Não! Há uma dispersão nesses dados, países de fraca democracia possuem o sistema de candidaturas avulsas como a Somália, a Índia, Congo, Iêmen, entre outros que não são exemplo de modelo democrático.
E existem países exitosos como a Suécia, com um dos maiores IDHs do mundo, que não permitem o sistema de candidaturas avulsas, assim como o Brasil.
Ou seja, por meio do estudo comparado, não é possível termos uma conclusão de que as candidaturas avulsas engrandecem a democracia.
Conforme decisão do magistrado, não há necessidade de manifestação do legislativo para tratar das candidaturas avulsas?
Partindo agora para uma questão mais jurídica, todos sabemos que o que está no texto constitucional só pode ser mudado através de emenda, com o rito e procedimento dificultosos inerente a ela, isso é claro para todos, há uma impossibilidade de se permitir a revogação de um artigo constitucional, no caso tratado o Art 14, § 3º, por meio de uma decisão judicial, é inconcebível. E, sem dúvidas, o STF analisará e colocará na balança essa situação, que, sem dúvidas, é simples de se entender. Sem emenda, não há do que se falar em revogação do texto constitucional.

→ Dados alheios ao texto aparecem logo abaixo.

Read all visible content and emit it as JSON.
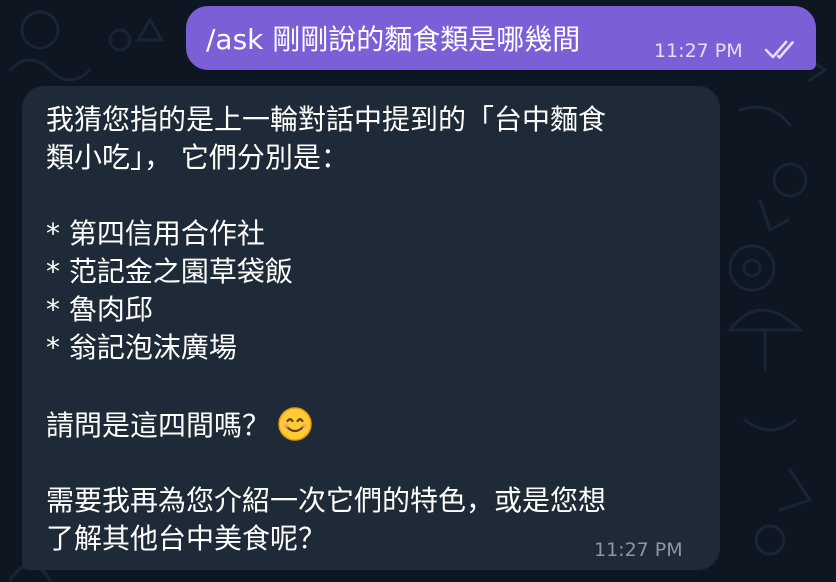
{
  "chat": {
    "outgoing": {
      "text": "/ask 剛剛說的麵食類是哪幾間",
      "time": "11:27 PM",
      "status_icon": "double-check-icon"
    },
    "incoming": {
      "lines": [
        "我猜您指的是上一輪對話中提到的「台中麵食",
        "類小吃」， 它們分別是：",
        "* 第四信用合作社",
        "* 范記金之園草袋飯",
        "* 魯肉邱",
        "* 翁記泡沫廣場",
        "請問是這四間嗎？",
        "需要我再為您介紹一次它們的特色，或是您想",
        "了解其他台中美食呢？"
      ],
      "emoji": "smiling-face-emoji",
      "time": "11:27 PM"
    }
  },
  "colors": {
    "background": "#0e1621",
    "outgoing_bubble": "#7b5fd6",
    "incoming_bubble": "#1e2a37",
    "text": "#ffffff",
    "incoming_time": "#8a97a6"
  }
}
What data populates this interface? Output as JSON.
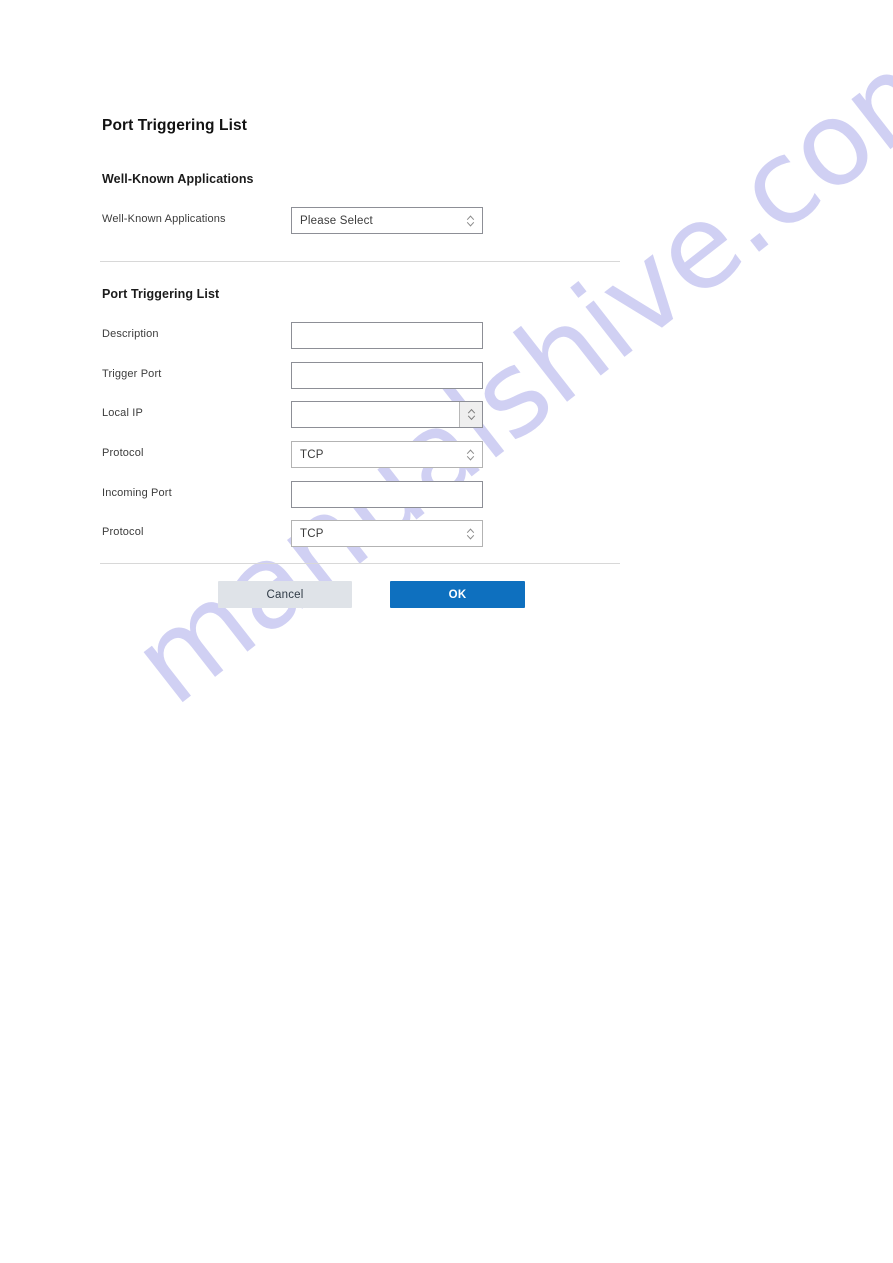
{
  "page": {
    "title": "Port Triggering List"
  },
  "watermark": {
    "text": "manualshive.com",
    "color": "#cdcdf2"
  },
  "sections": [
    {
      "heading": "Well-Known Applications",
      "rows": [
        {
          "label": "Well-Known Applications",
          "control": "select",
          "value": "Please Select",
          "icon": "spinner-chevrons-icon"
        }
      ]
    },
    {
      "heading": "Port Triggering List",
      "rows": [
        {
          "label": "Description",
          "control": "text",
          "value": "",
          "placeholder": ""
        },
        {
          "label": "Trigger Port",
          "control": "text",
          "value": "",
          "placeholder": ""
        },
        {
          "label": "Local IP",
          "control": "stepper",
          "value": "",
          "placeholder": "",
          "icon": "spinner-chevrons-icon"
        },
        {
          "label": "Protocol",
          "control": "select",
          "value": "TCP",
          "icon": "spinner-chevrons-icon"
        },
        {
          "label": "Incoming Port",
          "control": "text",
          "value": "",
          "placeholder": ""
        },
        {
          "label": "Protocol",
          "control": "select",
          "value": "TCP",
          "icon": "spinner-chevrons-icon"
        }
      ]
    }
  ],
  "buttons": {
    "cancel_label": "Cancel",
    "ok_label": "OK",
    "cancel_color": "#dfe3e8",
    "ok_color": "#0e70bf"
  }
}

Estamos claramente num momento de intensa necessidade de mudanças. Não suportamos mais as afrontas constantes do mundo político. Mas, devemos ter cuidados com as ideias superficiais que são pregadas no nosso dia a dia. A decisão desse magistrado e sua repercussão deve ser analisada com cautela, nos detalhes jurídicos que lhe cabem.
Acredito, e aqui vai uma humilde opinião, que o STF não permitirá as candidaturas avulsas para as próximas eleições. Está claro que o Art 14, § 3º, inciso V, deve ser levado em conta. E só há uma maneira de mudar isso, por meio de uma emenda constitucional, pois os Tratados são genéricos, extensivos e não tratam diretamente da filiação partidária.